Hard-left U.S. Rep. Pramila Jayapal of Washington state, who penned a nasty Washington Post column this week, should learn some things from West Virginia’s U.S. Sen. Joe Manchin and from the late, legendary Sens. Bob Dole and John McCain.
This also means she should listen to what she herself said just a week ago.
Jayapal, who leads the misnamed Congressional Progressive Caucus, spent most of the year pushing hard-line tactics in favor of the radical Build Back Better boondoggle that would spend the federal government into oblivion while giving major benefits to special interests. Now, enraged that Manchin has refused to kowtow to fellow Democrats’ BBB demands, Jayapal accuses the West Virginian of reneging on “commitments,” and it proposes an end-run around his opposition. Jayapal says President Joe Biden should simply dictate numerous provisions of BBB via “executive actions.”
Granted, the congresswoman also says her left-wing caucus “will continue to work toward legislation for Build Back Better, focused on keeping it as close to the agreed-upon framework as possible.” Yet her overall message was one of impatience and of desire for “progressive” rule by whatever method, including edict if necessary. Tellingly, she lamented that “low-hanging bipartisan provisions were prioritized over the transformational.”

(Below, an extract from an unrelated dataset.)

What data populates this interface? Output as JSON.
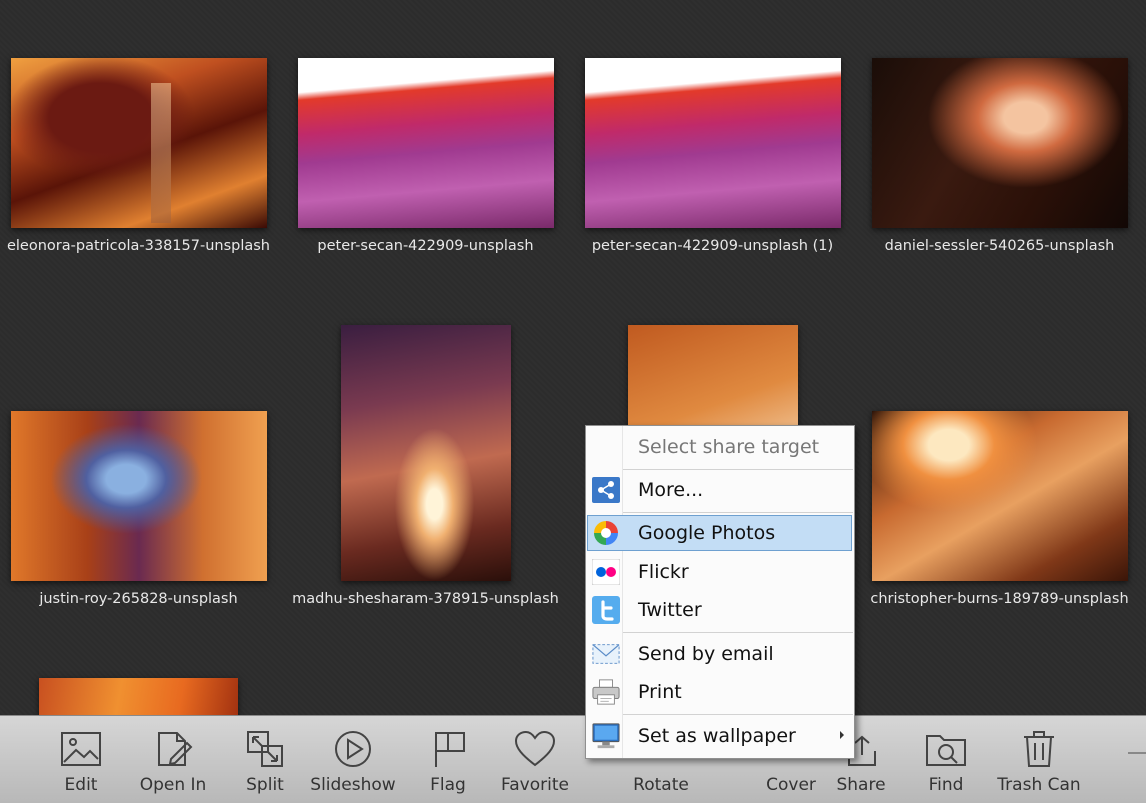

If Jayapal doesn’t like having “bipartisan provisions” be “prioritized over the transformational,” she should work in the government of another country with a different constitution. Our Constitution was deliberately and wisely designed to prioritize consensus rather than transformation, change that’s incremental rather than revolutionary, delivered via deliberation rather than diktat.
And that’s the message Biden himself ran on: bipartisan cooperation, a return to “normal,” a rejection of radical change. He won the Democratic nomination as the only top-tier candidate talking that way, and he won swing voters against Donald Trump by promising as much.
Biden, Jayapal, and their fellow partisans tried all year to jam BBB down the nation’s collective throat. Despite having a president who barely won, with a tiny House majority and a 50-50 Senate split, they acted as if they had a mandate for “transformational change.” They held no hearings on BBB. They tried the almost-unprecedented tactic of passing it as the second bill of the year using an expedited parliamentary procedure known as “reconciliation” that is ordinarily used only once per annum. They barely tried to secure Republican votes. Rather than negotiate between parties, they “negotiated” (or “fought”) only amongst themselves — the Left against the far Left.
This is not the way the U.S. republic is designed to work. This is not how it has ever worked well. What works, quite well over time, is evolutionary change achieved through “regular order.”
That’s what Manchin is rightly demanding: regular order. Break the behemoth of a bill into manageable chunks. Hold hearings on those chunks. Accept well-meaning amendments, based on what is learned from the hearings, to make the chunks better. Look to willing Republicans, such as Utah’s U.S. Sen. Mitt Romney, who is trying to achieve some of the Democrats’ ends by melding several of their ideas with some offered by conservative think tanks. (I am not endorsing Romney’s approach; this is just a “for instance.”)
This ideal of regular order is what onetime Democratic vice-presidential nominee Joe Lieberman is calling for. It’s what former Republican presidential nominee Dole asked for in his final column. And former Republican presidential nominee McCain begged for the same in his great, final Senate floor speech, calling for “incremental progress, compromises that each side criticize but also accept.”
Abandon the air of crisis and apocalypse. Show some humility. Take the long view. Win partial victories now, and then come back for more. And respect the possibility that your solutions might actually be wrong, and that wisdom advises a degree of caution.
Oddly enough, Jayapal let her guard down a week ago and showed she understands this is how things are supposed to work. In an interview with Washington Post columnist Greg Sargent, she suggested that Senate Democrats should take each major individual part of BBB and “hold votes on each item, to get Manchin to commit one way or the other. That could lead to an endgame in which a stripped-down BBB is negotiated.” She said she may even be willing to have Manchin take pieces out of the larger bill and “then vote on a bill that has the rest of it.”
Gee, what took her so long? This is exactly what Manchin, echoing Lieberman, Dole, and McCain, always has said is the best way forward.
But that was just an unusual moment of clarity from Jayapal. Now, a week later, she is back with ultimata and proposals for Biden to legislate by edict. In doing so, she mimics hard-line House conservatives who have often killed good legislation because it wasn’t (in their minds) quite perfect.
Jayapal and all hard-liners on both sides are not acting in “the American way.” In acting as they do, they undermine this great American representative experiment.